L’interprétation du juge peut alors s’avérer nécessaire, la jurisprudence concernant cette question étant abondante.

A cet égard, un arrêt fondateur rendu par la Cour de cassation le 4 avril 1978 a tout d’abord affirmé qu'en l'absence d'héritiers réservataires, l'intégralité du montant du contrat d'assurance-vie revenait au légataire universel en tant que seul héritier (Cass. civ. 1, 4 avr. 1978, n° 76-12.086).

Une première réponse ministérielle (RM Roubaud, 17 juin 2008, n°8657) a repris cette solution en constatant que la jurisprudence de la Cour de cassation retenait ainsi une interprétation large du terme "héritier", et qu’il convenait de se référer au pouvoir d’appréciation souverain des juges du fond.

Une seconde réponse ministérielle (RM Laffineur, 28 juill.2009, n°44814) a estimé que l’adjonction du terme '"ayant-droit" permettait d’inclure non seulement les héritiers légaux mais également tous les successibles dont le légataire universel.
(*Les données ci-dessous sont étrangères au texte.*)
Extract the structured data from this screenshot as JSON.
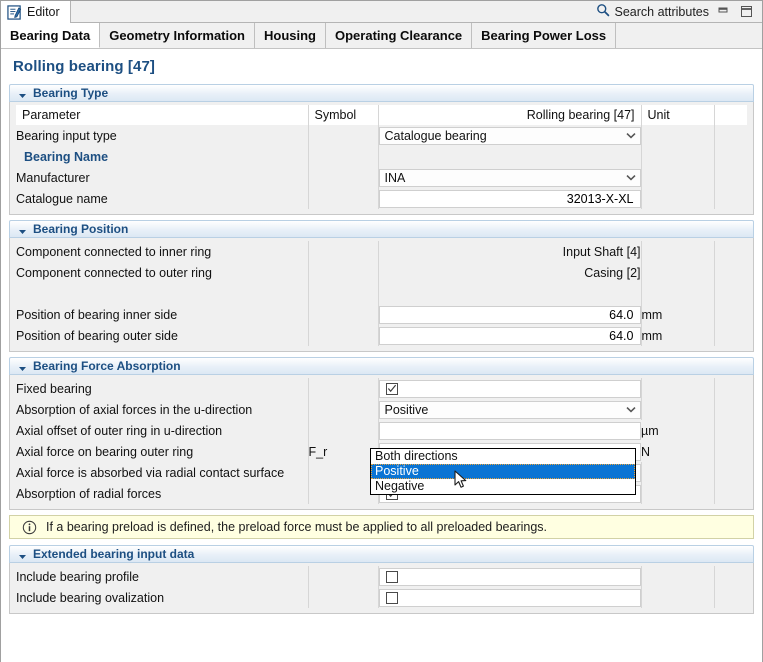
{
  "window": {
    "view_tab_label": "Editor",
    "view_tab_icon": "editor-icon",
    "search_placeholder": "Search attributes",
    "search_icon": "search-icon",
    "minimize_label": "Minimize",
    "maximize_label": "Maximize"
  },
  "tabs": [
    {
      "label": "Bearing Data",
      "active": true
    },
    {
      "label": "Geometry Information",
      "active": false
    },
    {
      "label": "Housing",
      "active": false
    },
    {
      "label": "Operating Clearance",
      "active": false
    },
    {
      "label": "Bearing Power Loss",
      "active": false
    }
  ],
  "page": {
    "title": "Rolling bearing [47]"
  },
  "columns": {
    "parameter": "Parameter",
    "symbol": "Symbol",
    "value": "Rolling bearing [47]",
    "unit": "Unit"
  },
  "sections": {
    "bearing_type": {
      "title": "Bearing Type",
      "expanded": true,
      "rows": [
        {
          "kind": "combo",
          "label": "Bearing input type",
          "symbol": "",
          "value": "Catalogue bearing",
          "unit": ""
        },
        {
          "kind": "group",
          "label": "Bearing Name"
        },
        {
          "kind": "combo",
          "label": "Manufacturer",
          "symbol": "",
          "value": "INA",
          "unit": ""
        },
        {
          "kind": "text",
          "label": "Catalogue name",
          "symbol": "",
          "value": "32013-X-XL",
          "unit": ""
        }
      ]
    },
    "bearing_position": {
      "title": "Bearing Position",
      "expanded": true,
      "rows": [
        {
          "kind": "readonly",
          "label": "Component connected to inner ring",
          "symbol": "",
          "value": "Input Shaft [4]",
          "unit": ""
        },
        {
          "kind": "readonly",
          "label": "Component connected to outer ring",
          "symbol": "",
          "value": "Casing [2]",
          "unit": ""
        },
        {
          "kind": "spacer",
          "label": "",
          "symbol": "",
          "value": "",
          "unit": ""
        },
        {
          "kind": "text",
          "label": "Position of bearing inner side",
          "symbol": "",
          "value": "64.0",
          "unit": "mm"
        },
        {
          "kind": "text",
          "label": "Position of bearing outer side",
          "symbol": "",
          "value": "64.0",
          "unit": "mm"
        }
      ]
    },
    "force_absorption": {
      "title": "Bearing Force Absorption",
      "expanded": true,
      "rows": [
        {
          "kind": "checkbox",
          "label": "Fixed bearing",
          "symbol": "",
          "checked": true,
          "unit": ""
        },
        {
          "kind": "combo",
          "label": "Absorption of axial forces in the u-direction",
          "symbol": "",
          "value": "Positive",
          "unit": ""
        },
        {
          "kind": "text",
          "label": "Axial offset of outer ring in u-direction",
          "symbol": "",
          "value": "",
          "unit": "µm"
        },
        {
          "kind": "text",
          "label": "Axial force on bearing outer ring",
          "symbol": "F_r",
          "value": "",
          "unit": "N"
        },
        {
          "kind": "checkbox",
          "label": "Axial force is absorbed via radial contact surface",
          "symbol": "",
          "checked": false,
          "unit": ""
        },
        {
          "kind": "checkbox",
          "label": "Absorption of radial forces",
          "symbol": "",
          "checked": true,
          "unit": ""
        }
      ]
    },
    "extended": {
      "title": "Extended bearing input data",
      "expanded": true,
      "rows": [
        {
          "kind": "checkbox",
          "label": "Include bearing profile",
          "symbol": "",
          "checked": false,
          "unit": ""
        },
        {
          "kind": "checkbox",
          "label": "Include bearing ovalization",
          "symbol": "",
          "checked": false,
          "unit": ""
        }
      ]
    }
  },
  "dropdown": {
    "open": true,
    "options": [
      "Both directions",
      "Positive",
      "Negative"
    ],
    "selected": "Positive",
    "selected_index": 1
  },
  "info": {
    "icon": "info-icon",
    "message": "If a bearing preload is defined, the preload force must be applied to all preloaded bearings."
  },
  "colors": {
    "accent_blue": "#1d4f82",
    "selection_blue": "#0a74d4",
    "info_bg": "#ffffe1",
    "panel_bg": "#f0f0f0"
  }
}
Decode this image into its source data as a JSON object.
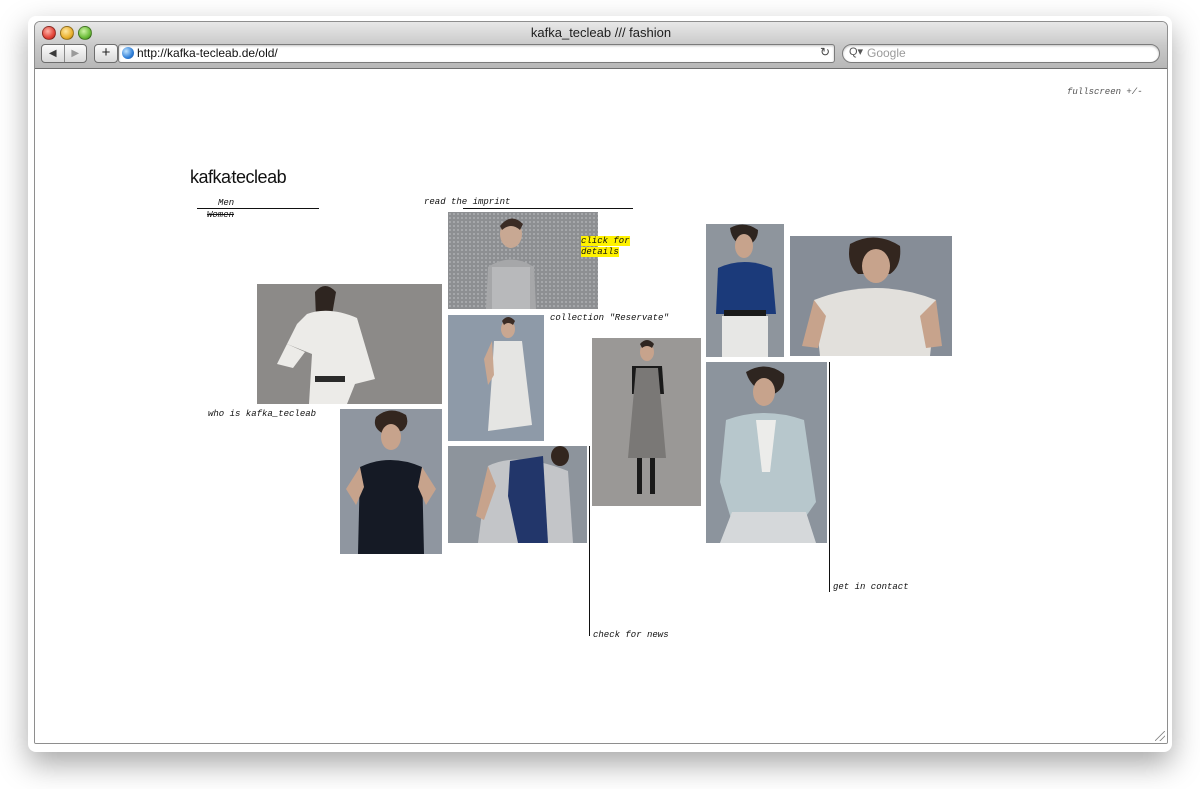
{
  "browser": {
    "title": "kafka_tecleab /// fashion",
    "url": "http://kafka-tecleab.de/old/",
    "search_placeholder": "Google",
    "back_label": "◀",
    "forward_label": "▶",
    "add_label": "+",
    "reload_label": "↻",
    "search_icon_label": "Q▾"
  },
  "page": {
    "fullscreen": "fullscreen +/-",
    "logo_left": "kafka",
    "logo_sep": "∕∕∕",
    "logo_right": "tecleab",
    "nav_men": "Men",
    "nav_women": "Women",
    "imprint": "read the imprint",
    "click_details_1": "click for",
    "click_details_2": "details",
    "collection": "collection \"Reservate\"",
    "who": "who is kafka_tecleab",
    "news": "check for news",
    "contact": "get in contact"
  },
  "colors": {
    "highlight": "#fff200",
    "text": "#111111"
  }
}
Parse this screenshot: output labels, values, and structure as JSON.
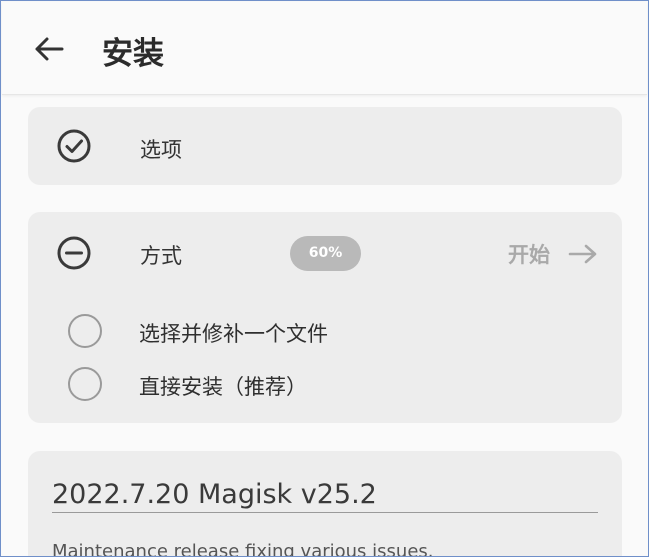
{
  "appbar": {
    "back_icon": "arrow-left-icon",
    "title": "安装"
  },
  "options_card": {
    "icon": "check-circle-icon",
    "label": "选项"
  },
  "method_card": {
    "icon": "minus-circle-icon",
    "label": "方式",
    "progress": "60%",
    "start_label": "开始",
    "start_icon": "arrow-right-icon",
    "choices": [
      {
        "label": "选择并修补一个文件",
        "selected": false
      },
      {
        "label": "直接安装（推荐）",
        "selected": false
      }
    ]
  },
  "release_card": {
    "title": "2022.7.20 Magisk v25.2",
    "description": "Maintenance release fixing various issues."
  }
}
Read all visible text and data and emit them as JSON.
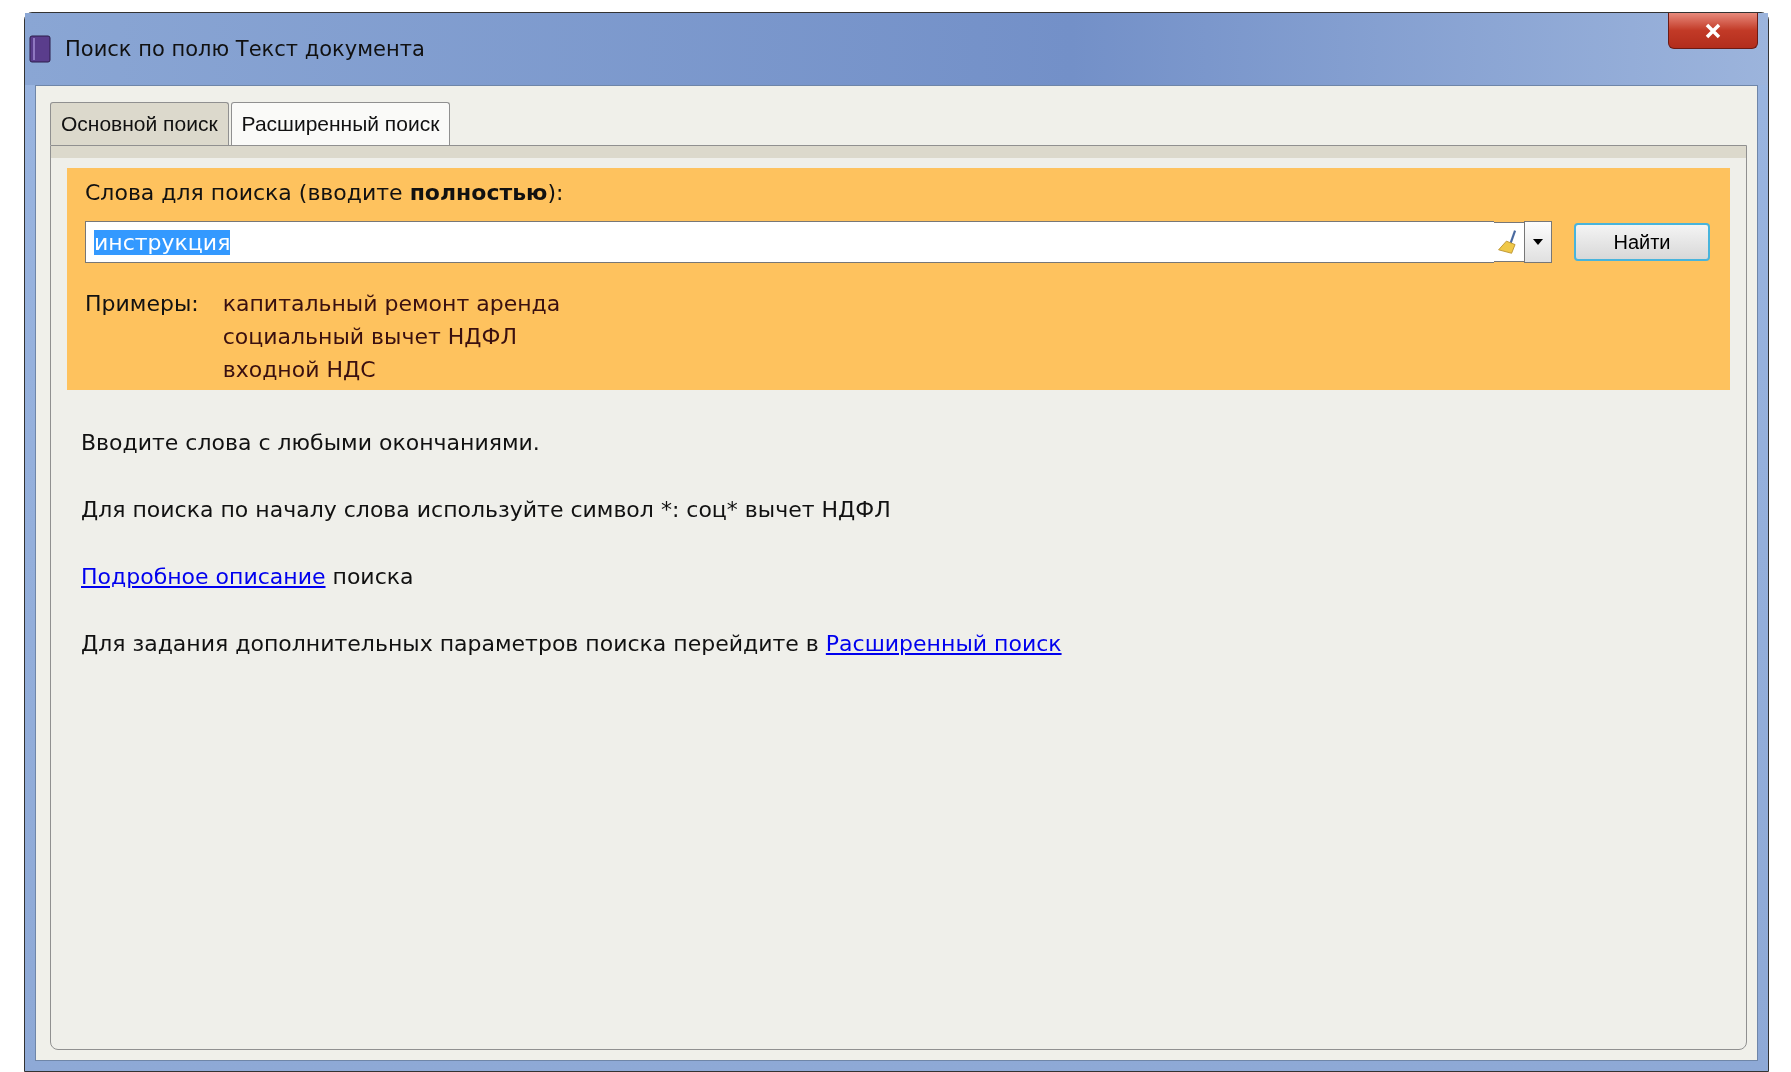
{
  "window": {
    "title": "Поиск по полю Текст документа"
  },
  "tabs": [
    {
      "label": "Основной поиск",
      "selected": true
    },
    {
      "label": "Расширенный поиск",
      "selected": false
    }
  ],
  "search": {
    "label": "Слова для поиска (вводите **полностью**):",
    "value": "инструкция",
    "value_highlighted": true,
    "button": "Найти"
  },
  "examples": {
    "label": "Примеры:",
    "items": [
      "капитальный ремонт аренда",
      "социальный вычет НДФЛ",
      "входной НДС"
    ]
  },
  "help": [
    {
      "kind": "text",
      "text": "Вводите слова с любыми окончаниями."
    },
    {
      "kind": "text",
      "text": "Для поиска по началу слова используйте символ *: соц* вычет НДФЛ"
    },
    {
      "kind": "link_first",
      "link": "Подробное описание",
      "text": "поиска"
    },
    {
      "kind": "link_last",
      "text": "Для задания дополнительных параметров поиска перейдите в",
      "link": "Расширенный поиск"
    }
  ]
}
​Par la suite, la jurisprudence retient la nécessité de rechercher la volonté réelle du souscripteur. La chronologie entre la désignation bénéficiaire et la rédaction du testament donne parfois un indice (Cass. civ. 1, 11 mai 2016, n° 15-10.447). Le terme d’héritiers légaux est traité de même : il n’exclut ni les légataires universels ni les légataires à titre universel, mais il importe de rechercher la volonté du souscripteur (CA Paris, 25 avr. 2017, n° 16/03371).